这是常见误区。Preflight 通过不等于后续实际请求自动放行 ------浏览器在收到每一次实际请求的响应时,都会再次检查响应头中是否包含 Access-Control-Allow-Origin,只有包含且匹配,才会把响应数据交给 JS 代码。
实际请求的响应头缺失时:
HTTP/1.1 200 OK
Content-Type: application/json
← 没有 Access-Control-Allow-Origin
{"secret": "data"}
← 数据已到达浏览器,但 JS 永远读不到(浏览器在这里拦截)Preflight 与实际请求的响应头对比:
| 响应头 | Preflight | 实际请求 |
|---|---|---|
Access-Control-Allow-Origin |
✅ | ✅ |
Access-Control-Allow-Methods |
✅ | ❌ |
Access-Control-Allow-Headers |
✅ | ❌ |
Access-Control-Max-Age |
✅ | ❌ |
Access-Control-Allow-Credentials |
✅ | ✅ |
Access-Control-Expose-Headers |
❌ | ✅ |
| 终止管道 | ✅(204) | ❌(继续业务) |
Expose-Headers 只在实际请求阶段有意义------它告诉浏览器哪些自定义响应头(如 X-Request-Id)可以被 JS 的 response.headers.get() 读取。
4.4 Preflight 的完整时序
浏览器 服务端(ASP.NET Core)
│ │
│─── OPTIONS /api/data ─────────────────>│
│ Origin: https://app.example.com │
│ Access-Control-Request-Method: PUT │
│ Access-Control-Request-Headers: Authorization
│ │
│ CorsMiddleware 拦截
│ EvaluatePreflightPolicy 校验
│ ✅ 全部通过
│ │
│<── 204 No Content ────────────────────│
│ Access-Control-Allow-Origin: https://app.example.com
│ Access-Control-Allow-Methods: PUT │
│ Access-Control-Allow-Headers: Authorization
│ Access-Control-Max-Age: 600 │ ← 600秒内不再重复预检
│ │
│─── PUT /api/data ──────────────────────>│ ← 真正的业务请求
│ Origin: https://app.example.com │
│ Authorization: Bearer xxx │
│ │
│<── 200 OK ─────────────────────────────│
│ Access-Control-Allow-Origin: https://app.example.com
│ Content-Type: application/json │
│ {业务数据} │
│ │
JS 读取响应 ✅4.5 Preflight 缓存:服务端无感知
服务端对 Preflight 状态完全无感知------这是 CORS 协议的设计哲学。缓存完全在浏览器侧维护:
浏览器内部维护 CORS Preflight Cache:
Key: (Origin, URL, Method, Headers)
Value: 允许的方法/头,过期时间(= Max-Age)
发起请求时:
查缓存 → 命中且未过期 → 直接发实际请求(跳过 OPTIONS)
查缓存 → 未命中或已过期 → 先发 OPTIONS,再发实际请求服务端每次都按相同逻辑处理:有 Origin 头 → 查策略 → 写响应头。它不知道也不需要知道浏览器之前是否发过 Preflight。
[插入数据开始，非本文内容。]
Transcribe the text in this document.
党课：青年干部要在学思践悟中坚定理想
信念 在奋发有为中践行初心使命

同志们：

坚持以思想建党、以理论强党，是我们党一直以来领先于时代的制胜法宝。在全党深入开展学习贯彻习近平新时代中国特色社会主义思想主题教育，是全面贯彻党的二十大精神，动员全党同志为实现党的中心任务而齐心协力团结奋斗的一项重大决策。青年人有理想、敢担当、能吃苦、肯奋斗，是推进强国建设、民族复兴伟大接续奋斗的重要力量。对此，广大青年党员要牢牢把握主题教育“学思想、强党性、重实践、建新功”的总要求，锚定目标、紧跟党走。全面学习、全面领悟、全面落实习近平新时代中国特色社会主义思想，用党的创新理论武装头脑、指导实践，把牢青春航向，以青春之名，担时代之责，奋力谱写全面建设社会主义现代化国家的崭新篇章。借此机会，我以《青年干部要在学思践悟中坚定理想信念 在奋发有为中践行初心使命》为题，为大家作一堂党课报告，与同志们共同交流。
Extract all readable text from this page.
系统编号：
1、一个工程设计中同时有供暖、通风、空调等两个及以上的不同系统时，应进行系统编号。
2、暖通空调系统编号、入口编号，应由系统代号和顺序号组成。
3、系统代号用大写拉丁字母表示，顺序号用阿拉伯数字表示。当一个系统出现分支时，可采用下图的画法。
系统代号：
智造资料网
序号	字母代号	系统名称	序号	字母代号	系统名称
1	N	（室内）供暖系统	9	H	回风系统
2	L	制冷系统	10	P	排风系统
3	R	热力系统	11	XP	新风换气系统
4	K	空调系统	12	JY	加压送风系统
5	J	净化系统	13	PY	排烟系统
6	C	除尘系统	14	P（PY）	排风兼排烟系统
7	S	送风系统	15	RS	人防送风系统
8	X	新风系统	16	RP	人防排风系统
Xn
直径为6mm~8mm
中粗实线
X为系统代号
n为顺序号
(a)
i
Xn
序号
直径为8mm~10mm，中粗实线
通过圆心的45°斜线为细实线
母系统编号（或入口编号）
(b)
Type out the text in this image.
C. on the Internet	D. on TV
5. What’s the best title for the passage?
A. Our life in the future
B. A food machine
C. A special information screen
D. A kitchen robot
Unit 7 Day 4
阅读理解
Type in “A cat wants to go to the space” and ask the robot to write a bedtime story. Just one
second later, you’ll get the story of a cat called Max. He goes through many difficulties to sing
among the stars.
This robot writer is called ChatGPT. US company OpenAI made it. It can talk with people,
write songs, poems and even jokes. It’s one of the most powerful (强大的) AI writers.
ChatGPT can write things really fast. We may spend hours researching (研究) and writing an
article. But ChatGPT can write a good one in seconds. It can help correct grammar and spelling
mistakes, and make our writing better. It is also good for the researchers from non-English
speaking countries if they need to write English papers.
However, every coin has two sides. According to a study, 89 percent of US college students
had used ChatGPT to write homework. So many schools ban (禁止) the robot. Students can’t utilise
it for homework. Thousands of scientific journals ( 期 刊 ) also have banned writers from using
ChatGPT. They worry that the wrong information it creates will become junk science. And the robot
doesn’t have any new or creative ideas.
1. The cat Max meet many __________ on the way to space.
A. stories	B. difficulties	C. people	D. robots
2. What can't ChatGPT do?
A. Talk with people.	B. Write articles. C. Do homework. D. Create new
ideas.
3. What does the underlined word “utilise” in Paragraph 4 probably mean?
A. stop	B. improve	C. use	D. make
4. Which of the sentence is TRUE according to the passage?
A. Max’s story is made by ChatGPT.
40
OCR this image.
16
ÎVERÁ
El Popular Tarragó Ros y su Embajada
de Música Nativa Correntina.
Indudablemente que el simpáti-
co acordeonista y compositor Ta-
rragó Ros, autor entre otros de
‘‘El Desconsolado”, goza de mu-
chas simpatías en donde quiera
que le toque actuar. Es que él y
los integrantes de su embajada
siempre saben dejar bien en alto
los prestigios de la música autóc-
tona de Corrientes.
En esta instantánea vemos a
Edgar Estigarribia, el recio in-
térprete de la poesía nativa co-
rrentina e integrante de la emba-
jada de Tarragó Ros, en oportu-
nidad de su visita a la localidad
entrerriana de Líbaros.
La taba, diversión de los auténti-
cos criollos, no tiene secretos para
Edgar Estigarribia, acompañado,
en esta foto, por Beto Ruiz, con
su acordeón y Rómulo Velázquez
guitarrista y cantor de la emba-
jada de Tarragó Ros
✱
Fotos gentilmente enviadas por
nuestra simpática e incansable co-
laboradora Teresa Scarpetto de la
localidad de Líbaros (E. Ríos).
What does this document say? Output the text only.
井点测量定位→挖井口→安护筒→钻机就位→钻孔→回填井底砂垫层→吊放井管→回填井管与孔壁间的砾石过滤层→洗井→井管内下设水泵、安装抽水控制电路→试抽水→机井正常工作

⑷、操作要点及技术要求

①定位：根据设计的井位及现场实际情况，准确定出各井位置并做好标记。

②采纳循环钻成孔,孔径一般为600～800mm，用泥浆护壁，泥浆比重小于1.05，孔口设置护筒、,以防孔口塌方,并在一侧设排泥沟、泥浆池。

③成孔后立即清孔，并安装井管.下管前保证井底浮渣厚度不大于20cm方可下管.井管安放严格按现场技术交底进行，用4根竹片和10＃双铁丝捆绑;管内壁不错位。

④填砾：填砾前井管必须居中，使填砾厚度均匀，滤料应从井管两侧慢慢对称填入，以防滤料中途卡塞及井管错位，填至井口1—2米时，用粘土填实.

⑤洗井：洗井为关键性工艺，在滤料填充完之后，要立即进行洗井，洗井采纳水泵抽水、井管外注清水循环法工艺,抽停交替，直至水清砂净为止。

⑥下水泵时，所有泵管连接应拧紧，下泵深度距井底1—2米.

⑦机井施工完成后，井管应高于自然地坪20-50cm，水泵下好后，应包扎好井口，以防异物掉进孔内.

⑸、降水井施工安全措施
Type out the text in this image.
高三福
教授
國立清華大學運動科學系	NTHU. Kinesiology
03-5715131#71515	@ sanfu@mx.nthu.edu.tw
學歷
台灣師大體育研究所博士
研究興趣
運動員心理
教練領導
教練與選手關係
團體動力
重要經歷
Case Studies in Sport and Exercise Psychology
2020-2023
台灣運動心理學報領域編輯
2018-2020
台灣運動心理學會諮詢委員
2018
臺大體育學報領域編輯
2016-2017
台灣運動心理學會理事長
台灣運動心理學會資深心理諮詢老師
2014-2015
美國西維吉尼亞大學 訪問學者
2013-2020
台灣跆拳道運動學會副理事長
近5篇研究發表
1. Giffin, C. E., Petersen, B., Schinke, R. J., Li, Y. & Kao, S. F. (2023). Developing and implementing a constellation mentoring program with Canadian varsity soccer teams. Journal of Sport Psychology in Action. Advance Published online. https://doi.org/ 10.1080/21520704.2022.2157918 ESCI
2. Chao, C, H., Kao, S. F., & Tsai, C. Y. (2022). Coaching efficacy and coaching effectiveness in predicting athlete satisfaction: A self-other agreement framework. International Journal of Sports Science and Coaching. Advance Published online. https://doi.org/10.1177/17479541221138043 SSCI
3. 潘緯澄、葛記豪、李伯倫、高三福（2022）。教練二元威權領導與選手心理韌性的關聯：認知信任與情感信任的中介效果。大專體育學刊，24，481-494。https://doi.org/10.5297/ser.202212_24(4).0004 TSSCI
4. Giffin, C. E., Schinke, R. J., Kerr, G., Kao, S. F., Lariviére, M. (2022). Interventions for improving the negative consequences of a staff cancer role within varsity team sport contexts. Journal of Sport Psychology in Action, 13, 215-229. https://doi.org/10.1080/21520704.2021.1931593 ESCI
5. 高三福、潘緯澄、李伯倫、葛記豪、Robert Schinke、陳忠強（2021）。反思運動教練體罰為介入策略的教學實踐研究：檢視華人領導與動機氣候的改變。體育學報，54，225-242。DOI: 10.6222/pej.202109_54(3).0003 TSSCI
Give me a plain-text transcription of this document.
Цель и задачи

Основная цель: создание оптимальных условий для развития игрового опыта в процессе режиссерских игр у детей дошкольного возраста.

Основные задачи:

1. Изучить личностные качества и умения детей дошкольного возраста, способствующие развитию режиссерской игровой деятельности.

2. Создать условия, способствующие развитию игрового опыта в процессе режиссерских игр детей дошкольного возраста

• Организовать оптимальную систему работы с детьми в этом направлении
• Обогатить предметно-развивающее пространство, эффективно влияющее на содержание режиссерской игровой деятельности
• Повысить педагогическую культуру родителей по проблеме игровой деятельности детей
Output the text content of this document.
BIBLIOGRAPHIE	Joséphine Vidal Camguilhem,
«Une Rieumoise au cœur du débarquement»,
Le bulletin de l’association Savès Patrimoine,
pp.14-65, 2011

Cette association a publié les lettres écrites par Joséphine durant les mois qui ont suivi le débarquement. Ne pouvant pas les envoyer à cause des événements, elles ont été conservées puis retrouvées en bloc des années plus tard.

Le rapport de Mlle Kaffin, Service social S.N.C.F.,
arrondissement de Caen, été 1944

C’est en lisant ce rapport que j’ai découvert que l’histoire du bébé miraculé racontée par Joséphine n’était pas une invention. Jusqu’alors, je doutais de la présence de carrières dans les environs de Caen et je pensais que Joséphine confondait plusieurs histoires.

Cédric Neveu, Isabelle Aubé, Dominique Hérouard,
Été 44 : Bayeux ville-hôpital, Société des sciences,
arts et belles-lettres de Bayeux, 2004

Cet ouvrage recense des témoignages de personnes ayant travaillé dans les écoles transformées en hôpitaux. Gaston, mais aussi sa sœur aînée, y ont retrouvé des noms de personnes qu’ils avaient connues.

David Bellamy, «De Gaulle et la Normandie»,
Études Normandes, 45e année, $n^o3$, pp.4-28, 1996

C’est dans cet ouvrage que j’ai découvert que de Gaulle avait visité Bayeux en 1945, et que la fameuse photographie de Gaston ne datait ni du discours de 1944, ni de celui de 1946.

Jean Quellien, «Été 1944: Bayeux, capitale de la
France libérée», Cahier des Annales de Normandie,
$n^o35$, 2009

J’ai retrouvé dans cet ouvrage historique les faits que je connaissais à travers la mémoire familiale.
五、EvaluatePolicy vs EvaluatePreflightPolicy:源码级对比
csharp
// ── Origin 校验(两种请求共用)────────────────────────────
private void EvaluateOrigin(CorsResult result, CorsPolicy policy, string origin)
{
if (policy.AllowAnyOrigin)
{
result.AllowedOrigin = "*";
result.IsOriginAllowed = true;
}
else if (policy.IsOriginAllowed(origin)) // 白名单 or 自定义委托
{
result.AllowedOrigin = origin; // 具体值,非通配符
result.IsOriginAllowed = true;
result.VaryByOrigin = true; // 触发 Vary: Origin 响应头
}
// IsOriginAllowed 默认 false,Origin 不匹配则不写任何 CORS 头
}
// ── Preflight 专属校验 ────────────────────────────────────
private void EvaluatePreflightRequest(CorsResult result, CorsPolicy policy, HttpContext context)
{
if (!result.IsOriginAllowed) return;
// 校验 Access-Control-Request-Method
var requestMethod = context.Request.Headers["Access-Control-Request-Method"].ToString();
if (policy.AllowAnyMethod
|| policy.Methods.Contains(requestMethod, StringComparer.OrdinalIgnoreCase))
{
result.AllowedMethods.Add(requestMethod);
}
// 逐个校验 Access-Control-Request-Headers
var requestHeaders = context.Request.Headers["Access-Control-Request-Headers"]
.ToString().Split(',');
foreach (var header in requestHeaders)
{
if (policy.AllowAnyHeader
|| policy.Headers.Contains(header.Trim(), StringComparer.OrdinalIgnoreCase))
{
result.AllowedHeaders.Add(header.Trim());
}
}
if (policy.PreflightMaxAge.HasValue)
result.PreflightMaxAge = policy.PreflightMaxAge;
}
// ── 实际请求专属处理 ──────────────────────────────────────
private void EvaluateRequest(CorsResult result, CorsPolicy policy, HttpContext context)
{
if (!result.IsOriginAllowed) return;
// 实际请求不再校验 Method/Header(Preflight 阶段已完成)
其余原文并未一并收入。